The Trump and Biden administrations don’t agree on much. But they sure can collaborate, if unintentionally, to create a crisis.
As a result of both Trump’s immigration policies and a lack of foresight on Biden’s part, there’s a real mess — in both humanitarian and political terms — at the border with Mexico.
In March, nearly 19,000 children traveling without adults were halted at the Mexican border, the heaviest such traffic there ever. Also, border encounters between would-be immigrants and U.S. immigration enforcement officials soared to more than 172,000 in March, up 72% from February. It’s the most encounters at the border in a month in the past 20 years.
President Biden has said that his policies aren’t to blame, arguing that former President Trump had neglected Central America and implemented policies that resulted in overcrowding at U.S. border facilities.

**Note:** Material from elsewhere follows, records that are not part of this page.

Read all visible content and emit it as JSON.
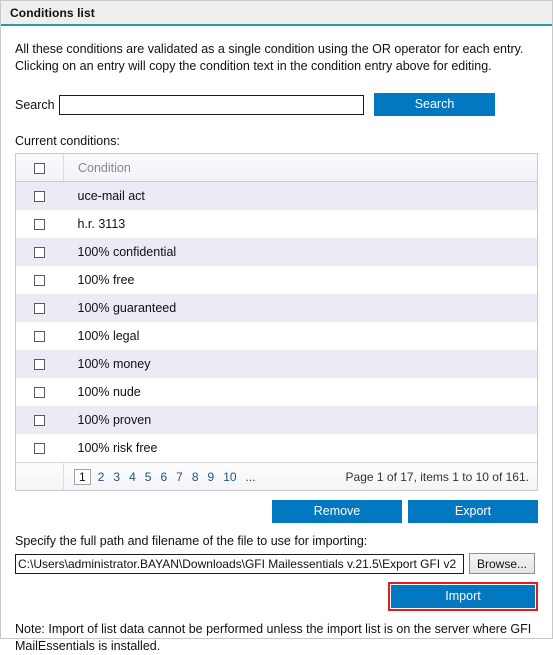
{
  "window": {
    "title": "Conditions list",
    "accent_color": "#2e9aa8",
    "button_color": "#0278c0",
    "highlight_color": "#e02020"
  },
  "intro": {
    "line1": "All these conditions are validated as a single condition using the OR operator for each entry.",
    "line2": "Clicking on an entry will copy the condition text in the condition entry above for editing."
  },
  "search": {
    "label": "Search",
    "value": "",
    "placeholder": "",
    "button_label": "Search"
  },
  "table": {
    "section_label": "Current conditions:",
    "column_header": "Condition",
    "rows": [
      {
        "condition": "uce-mail act"
      },
      {
        "condition": "h.r. 3113"
      },
      {
        "condition": "100% confidential"
      },
      {
        "condition": "100% free"
      },
      {
        "condition": "100% guaranteed"
      },
      {
        "condition": "100% legal"
      },
      {
        "condition": "100% money"
      },
      {
        "condition": "100% nude"
      },
      {
        "condition": "100% proven"
      },
      {
        "condition": "100% risk free"
      }
    ]
  },
  "pagination": {
    "pages": [
      "1",
      "2",
      "3",
      "4",
      "5",
      "6",
      "7",
      "8",
      "9",
      "10",
      "..."
    ],
    "current_page": "1",
    "info": "Page 1 of 17, items 1 to 10 of 161."
  },
  "actions": {
    "remove_label": "Remove",
    "export_label": "Export"
  },
  "import": {
    "label": "Specify the full path and filename of the file to use for importing:",
    "path_value": "C:\\Users\\administrator.BAYAN\\Downloads\\GFI Mailessentials v.21.5\\Export GFI v2",
    "path_placeholder": "",
    "browse_label": "Browse...",
    "import_label": "Import",
    "note_line1": "Note: Import of list data cannot be performed unless the import list is on the server where GFI",
    "note_line2": "MailEssentials is installed."
  }
}
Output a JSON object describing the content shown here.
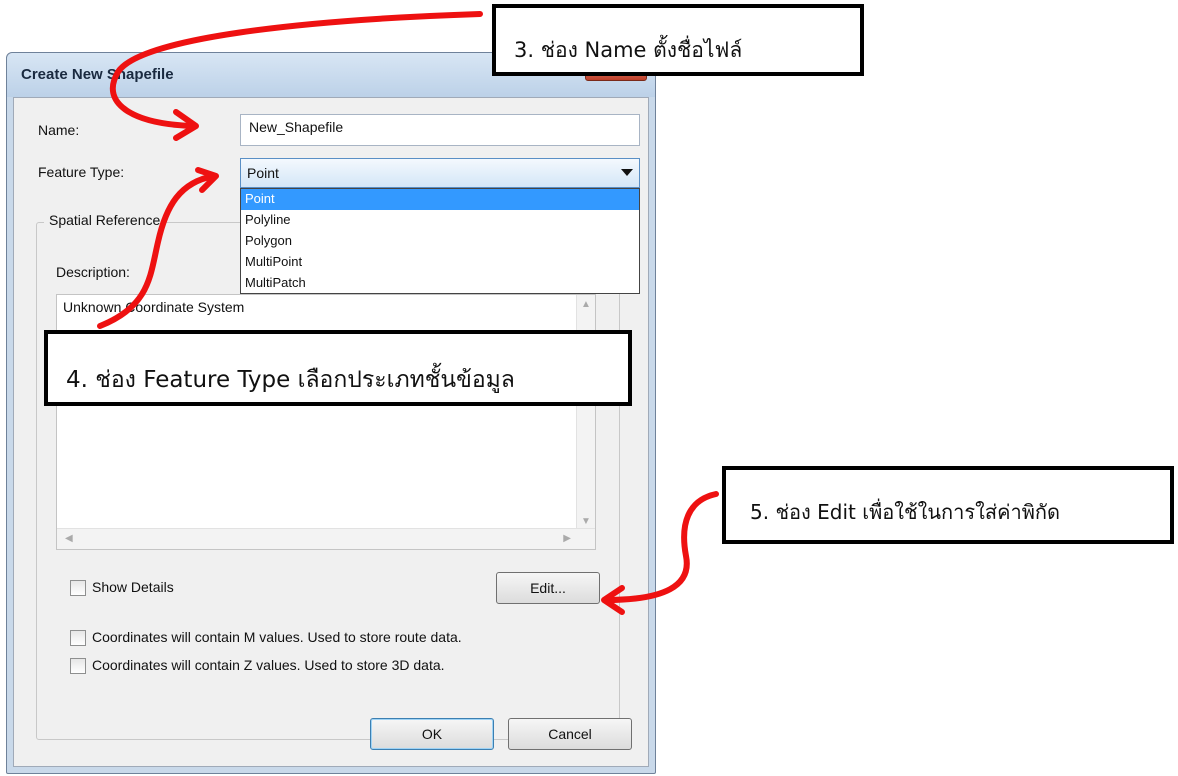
{
  "dialog": {
    "title": "Create New Shapefile",
    "name_label": "Name:",
    "name_value": "New_Shapefile",
    "feature_type_label": "Feature Type:",
    "feature_type_value": "Point",
    "feature_type_options": [
      "Point",
      "Polyline",
      "Polygon",
      "MultiPoint",
      "MultiPatch"
    ],
    "spatial_reference_title": "Spatial Reference",
    "description_label": "Description:",
    "description_value": "Unknown Coordinate System",
    "show_details_label": "Show Details",
    "edit_button": "Edit...",
    "m_values_label": "Coordinates will contain M values. Used to store route data.",
    "z_values_label": "Coordinates will contain Z values. Used to store 3D data.",
    "ok_button": "OK",
    "cancel_button": "Cancel"
  },
  "callouts": {
    "name_field": "3. ช่อง Name ตั้งชื่อไฟล์",
    "feature_type": "4. ช่อง Feature Type เลือกประเภทชั้นข้อมูล",
    "edit": "5. ช่อง Edit เพื่อใช้ในการใส่ค่าพิกัด"
  },
  "colors": {
    "arrow": "#ee1111",
    "selection": "#3399ff",
    "window_frame": "#c9d9ea"
  }
}
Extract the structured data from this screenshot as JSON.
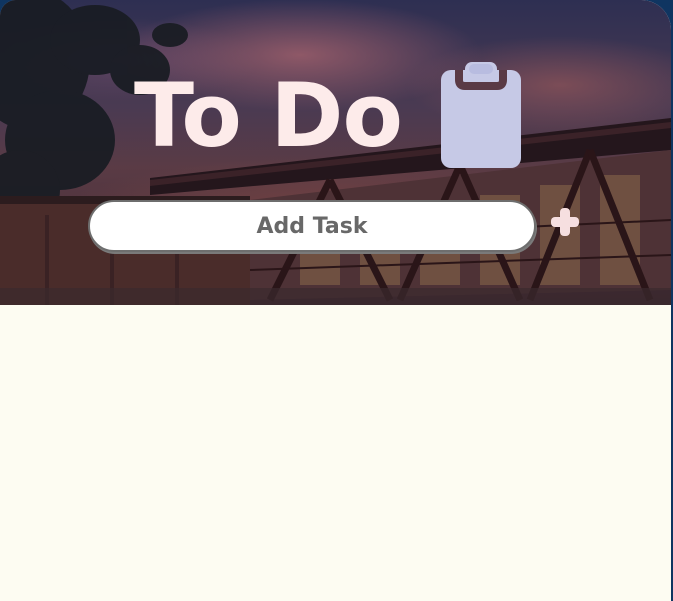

For sure, the Trump administration dealt poorly with the situation, squeezing the funnel for immigrant entrance to a narrow passage and ignoring underlying causes. But Biden must take a portion of the blame for the current crisis. He should have had the foresight to see the crisis looming and should have come into office with a detailed plan to deal with it first before overhauling immigration policy.
Biden admitted as much Friday when his administration announced that it would reimpose the 15,000 refugee limitation, a historic low, that had been set by Trump. Initially, Biden had planned to welcome as many as 62,500 refugees from war and persecution into the country by Sept. 30.
A senior Biden administration official said the wave of unaccompanied children at the border with Mexico had overwhelmed the government, producing a ripple effect on the ability to deal with refugees.
Biden has done a poor job of assessing and repairing damage to the immigration system left by the Trump administration. Simply put, he should have had a better plan based on the reality of the situation, not politics.